Her voice didn't crack. She was oddly grateful for that.

He didn't come closer right away. Just stood there a moment, like he was still deciding whether this counted as a mistake. Then he stepped up beside her, slow and deliberate, and sat on the ledge a short distance away. Not close. But not far either.

The silence between them wasn't sharp. Not like last time. It felt... suspended. Like a held breath. He looked at her, not directly, but enough to study the outline of her face in the starlight.
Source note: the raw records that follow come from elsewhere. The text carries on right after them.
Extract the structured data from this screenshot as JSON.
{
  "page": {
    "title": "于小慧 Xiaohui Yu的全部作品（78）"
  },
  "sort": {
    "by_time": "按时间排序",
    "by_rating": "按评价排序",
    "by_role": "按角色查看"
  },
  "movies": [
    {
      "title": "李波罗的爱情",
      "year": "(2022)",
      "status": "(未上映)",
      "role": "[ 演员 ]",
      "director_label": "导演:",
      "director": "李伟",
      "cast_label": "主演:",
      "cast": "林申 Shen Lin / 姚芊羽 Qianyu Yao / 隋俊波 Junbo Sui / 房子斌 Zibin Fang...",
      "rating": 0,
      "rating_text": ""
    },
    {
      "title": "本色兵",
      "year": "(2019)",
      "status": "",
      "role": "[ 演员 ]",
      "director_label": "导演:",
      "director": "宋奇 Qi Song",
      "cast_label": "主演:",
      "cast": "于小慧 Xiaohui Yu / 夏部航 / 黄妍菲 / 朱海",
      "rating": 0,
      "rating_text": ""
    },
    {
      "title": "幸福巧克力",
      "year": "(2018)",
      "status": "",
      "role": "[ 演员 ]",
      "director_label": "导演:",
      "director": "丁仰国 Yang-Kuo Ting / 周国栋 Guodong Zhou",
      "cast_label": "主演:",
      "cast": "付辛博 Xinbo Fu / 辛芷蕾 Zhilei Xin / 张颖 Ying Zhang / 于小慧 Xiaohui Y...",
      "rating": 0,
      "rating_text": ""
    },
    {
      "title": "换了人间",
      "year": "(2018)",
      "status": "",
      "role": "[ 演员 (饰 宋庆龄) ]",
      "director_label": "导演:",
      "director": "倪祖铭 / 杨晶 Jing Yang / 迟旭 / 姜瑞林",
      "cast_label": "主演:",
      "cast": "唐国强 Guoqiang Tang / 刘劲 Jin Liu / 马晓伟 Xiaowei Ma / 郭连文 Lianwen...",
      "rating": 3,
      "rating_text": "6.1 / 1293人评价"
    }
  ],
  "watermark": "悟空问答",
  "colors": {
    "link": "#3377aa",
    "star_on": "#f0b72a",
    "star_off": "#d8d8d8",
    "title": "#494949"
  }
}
"How've you been?" he asked quietly.

She glanced down at her hands resting on the stone.

"Alright," she said. "Busy with our practicals prep."

A pause. He nodded like that made sense.

"I saw your picture," he said. "In the Prophet."

There it was. She didn't flinch. But her spine straightened slightly, as if bracing for wind that hadn't come yet.

"And?" she asked. Her voice was measured. Not cold. Just... armoured.

The wind picked up a little, tugging at her sleeves. She let it. Her fingers were cold now. She didn't care.

James leaned forward, elbows resting on his knees. "You went quiet on me."

She inhaled through her nose but said nothing.

"Why?"

Her eyes drifted back to the sky. "Because I didn't want to lie. And I couldn't tell the truth."

That landed heavier than she intended. It wasn't bitterness. It was just the truth, laid out like a knife between them.

James didn't move.

His voice was low when he spoke again, careful. "Do you know what happened to Cal Ainsley?"

Anastasia's breath caught—just slightly—but it was enough. She couldn't form the word. Couldn't shape the syllables around a name that still felt like a wound.

So she nodded.

Once.

James stared at the edge of the ledge, his hand twitching where it rested on the stone. "Is he alive?"

She didn't speak. Just lowered her head, eyes falling to the tips of her shoes.

Then—barely perceptible—she shook her head.

No.

James exhaled. Not sharply. Not broken. Just... resigned. Like he'd already known, and still hoped to be wrong.

Another silence.

Then—

"Did you make him give up those addresses?"

That was too direct.

She turned toward him, slow, a strange expression pulling at the corners of her mouth. Not anger. Not even bitterness.

She smiled.

A tired, quiet thing. Not quite sad. Not quite amused.